Small, intimate and cold, the January Blanket Shoot
As an off-again, on-again member of the association since 1975, I've enjoyed attending a few NMLRA National Championship Shoots at Friendship, Indiana, but certainly not as a competitor. I go mostly to visit the vendors, to buy blackpowder hunting items, and to see all the custom work. A couple of years ago I even found a 20 gauge double-barreled shotgun in my price range. It's an 1860s-vintage Ward and, after working out the broken ramrod and properly insuring that it was safe to shoot, it has taken a few rabbits and has provided a lot of enjoyment. I've never shot at an NMLRA National Shoot, and quite honestly, I'm intimidated by the sheer number of registrants and some of their fancy hardware. I don't think I own a gun that costs as much as most of those guys' shooting boxes, and some of the custom match stuff looks more space-age than early American. All in all, it's a lot to absorb.

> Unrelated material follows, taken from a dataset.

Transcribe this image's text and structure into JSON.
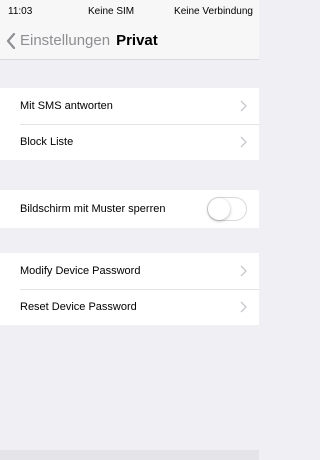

Mingo I know there are others out there who feel like I do. I even remember one letter in Muzzle Blasts where a young man made reference to some of these things and asked if there was a place for him in the association. Well, I figure as a member I am a part of the association, and, since we can vote, we just have to make things fit our needs. I've found the shoots a great place to visit, the magazine useful and insightful, and now I've found a place to shoot!

The NMLRA Blanket Shoot last January was a laid-back, relaxing event, with a grand total of 22 entrants and many over-the-counter, store-bought guns. Yes, it was cold, but that didn't stop one fellow from pitching his tent. And, yes, it was competitive. Now admittedly, most of my intimidation over the larger events is self-inflicted. For one reason or another, I lack the education or experience necessary for growing into the sport to the same degree as some others. Money seems to play a roll, too. But in the March issue of Muzzle Blasts, I noticed there are provisions being made for voting on the use of sabots in certain competitions, which would open things up for more hard-core hunting types. Conicals would also be allowed, and maybe this would let me break into the field at an upcoming NMLRA National Shoot with my Thompson/Center Treehawk deer rifle.

I saw Thompson/Center Senecas, .40 caliber mountain rifles, CVA guns, and a husband-and-wife team shooting their homemade .50 and .54 calibers with roundball. Hmm . . . I could shoot roundball with my Ward; bet I'll find the right necessities at the next big national event and the right match at the next NMLRA Blanket Shoot.